I was comforted to discover I’m not the only healthy person to put a little thought into this. I view my funeral as one last opportunity to amuse my friends and still end the conversation with the last word.
My father said long ago that when he goes, he wants “Abide With Me” played on a bad cello with canaries singing in the background. One last joke.
My mother—in comments to yesterday’s post—shared her funeral program plans du jour, which include both a Requiem and a Bruce Springsteen ballad.
In a chat with friends yesterday, one said she had her whole service planned. Another said she’d leave the details to her mourners, while preferring to focus on the wake.
Recently, while giving you my impressions of the final scene of Les Misérables, I shared that I’d be adding “Finale” to my funeral program. “Finale” isn’t just the reference to the musical’s closing number, but (spoiler alert) a commentary on the death experience.
I’ll say, I do have a few hymns picked out. Some come and go, but two definites remain, “I Want to Walk as a Child of the Light” and “There’s Wideness in God’s Mercy,” but I don’t want the traditional version of the latter. The one I want is a different melody altogether.

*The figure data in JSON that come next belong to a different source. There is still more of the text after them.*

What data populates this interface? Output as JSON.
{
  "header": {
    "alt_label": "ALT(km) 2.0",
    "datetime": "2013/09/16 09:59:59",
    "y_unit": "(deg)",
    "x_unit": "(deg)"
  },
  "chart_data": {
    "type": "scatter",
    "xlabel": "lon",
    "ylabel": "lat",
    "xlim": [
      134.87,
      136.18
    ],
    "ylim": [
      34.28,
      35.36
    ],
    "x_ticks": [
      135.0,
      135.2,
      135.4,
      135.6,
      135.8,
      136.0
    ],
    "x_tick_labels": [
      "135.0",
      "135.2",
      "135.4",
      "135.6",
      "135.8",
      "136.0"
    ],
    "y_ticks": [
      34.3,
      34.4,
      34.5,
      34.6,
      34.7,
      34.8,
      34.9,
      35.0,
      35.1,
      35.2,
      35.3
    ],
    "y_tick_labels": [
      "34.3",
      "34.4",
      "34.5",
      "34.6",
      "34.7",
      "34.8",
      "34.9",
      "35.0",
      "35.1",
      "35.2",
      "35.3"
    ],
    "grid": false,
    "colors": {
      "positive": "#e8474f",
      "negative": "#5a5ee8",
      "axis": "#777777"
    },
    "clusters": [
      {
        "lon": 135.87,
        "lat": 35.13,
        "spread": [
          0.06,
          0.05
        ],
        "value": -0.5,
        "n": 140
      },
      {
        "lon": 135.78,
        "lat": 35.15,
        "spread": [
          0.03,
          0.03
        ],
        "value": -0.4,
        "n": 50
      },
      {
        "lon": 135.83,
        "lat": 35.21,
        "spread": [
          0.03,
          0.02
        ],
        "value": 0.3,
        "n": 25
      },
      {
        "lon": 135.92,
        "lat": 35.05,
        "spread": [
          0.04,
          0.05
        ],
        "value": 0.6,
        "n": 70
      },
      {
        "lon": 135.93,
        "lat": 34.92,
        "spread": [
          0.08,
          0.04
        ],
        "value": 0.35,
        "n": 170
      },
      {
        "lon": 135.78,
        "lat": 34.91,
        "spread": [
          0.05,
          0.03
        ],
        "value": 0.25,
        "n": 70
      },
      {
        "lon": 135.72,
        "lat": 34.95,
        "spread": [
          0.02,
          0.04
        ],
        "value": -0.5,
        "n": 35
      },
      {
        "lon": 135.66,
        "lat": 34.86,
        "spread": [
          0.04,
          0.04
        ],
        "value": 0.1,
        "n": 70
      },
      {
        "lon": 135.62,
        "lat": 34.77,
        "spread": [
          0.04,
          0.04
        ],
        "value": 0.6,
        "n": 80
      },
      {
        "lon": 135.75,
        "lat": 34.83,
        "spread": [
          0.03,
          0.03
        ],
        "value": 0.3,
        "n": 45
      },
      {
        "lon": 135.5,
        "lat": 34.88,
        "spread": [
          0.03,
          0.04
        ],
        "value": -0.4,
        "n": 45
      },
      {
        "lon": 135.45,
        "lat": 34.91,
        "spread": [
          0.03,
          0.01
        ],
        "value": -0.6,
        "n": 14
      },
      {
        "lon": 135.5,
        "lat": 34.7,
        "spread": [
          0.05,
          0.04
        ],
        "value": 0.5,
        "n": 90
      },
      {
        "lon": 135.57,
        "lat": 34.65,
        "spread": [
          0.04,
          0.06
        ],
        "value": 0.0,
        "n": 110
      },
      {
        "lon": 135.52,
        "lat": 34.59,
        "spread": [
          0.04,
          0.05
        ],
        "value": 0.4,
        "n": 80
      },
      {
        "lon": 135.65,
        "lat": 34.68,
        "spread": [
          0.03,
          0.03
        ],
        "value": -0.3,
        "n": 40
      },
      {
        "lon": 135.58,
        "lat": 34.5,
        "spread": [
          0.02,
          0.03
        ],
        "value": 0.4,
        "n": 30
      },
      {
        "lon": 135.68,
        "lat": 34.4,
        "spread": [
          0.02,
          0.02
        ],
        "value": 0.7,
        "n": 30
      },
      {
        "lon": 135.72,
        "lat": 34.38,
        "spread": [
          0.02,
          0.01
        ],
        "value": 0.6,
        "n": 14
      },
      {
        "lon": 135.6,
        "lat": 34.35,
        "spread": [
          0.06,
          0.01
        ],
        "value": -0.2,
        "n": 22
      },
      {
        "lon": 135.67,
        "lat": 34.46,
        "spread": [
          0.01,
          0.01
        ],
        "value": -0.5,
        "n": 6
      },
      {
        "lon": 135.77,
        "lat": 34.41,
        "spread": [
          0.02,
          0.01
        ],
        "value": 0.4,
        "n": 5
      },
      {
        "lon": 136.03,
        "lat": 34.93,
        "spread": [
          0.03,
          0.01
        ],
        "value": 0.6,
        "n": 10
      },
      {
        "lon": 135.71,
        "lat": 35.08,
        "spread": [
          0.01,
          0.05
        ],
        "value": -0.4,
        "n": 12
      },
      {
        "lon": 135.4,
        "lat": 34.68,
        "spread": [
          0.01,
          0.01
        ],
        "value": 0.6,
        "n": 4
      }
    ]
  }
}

For the record, it’s #469 in the Episcopal Hymnal, not the more popular #470. Are we clear on that?
I’d like to avoid what happened at my mother-in-law’s funeral. As she was near the end of her life, she requested specifically that “How Great Thou Art” not be played. She hated that hymn. Guess what the organist played as the final hymn of the service? Personally, I love “How Great Thou Art.” A little overdone on the funeral circuit, but moving nonetheless.
Don’t hate me, but I’m not a fan of “Amazing Grace,” so let’s skip that one and leave more time to get to the potato salad.
Now, on to the after party. Some of the popular music I’ve chosen includes The Beatles’ “Let it Be,” Jackson Browne’s “Rock Me on the Water,” Simon & Garfunkel’s “Bridge Over Troubled Water,” Natalie Cole’s “This Will Be (An Everlasting Love)” and now, “Finale” from Les Miz. There are many others that come and go from the hopper.
We make these selections as if we have any control but truly, we are at the mercy of our loved ones, who may have a different agenda.
I remember a time when my son, who was seven or eight at the time, was really angry at me. He searched for the most hurtful thing he could think of to say, which was: “When you die, I’m gonna get up and sing ‘Go Go Power Rangers’ at your funeral!”
It still makes me laugh to imagine him as a middle-aged man in a suit and tie, standing at the church lectern and singing this thumping cartoon theme song to his mother. He will, after all, have the final say.
Your turn. What’s in your final playlist? Anyone have “Dust in the Wind?” “Last Train to Clarksville?”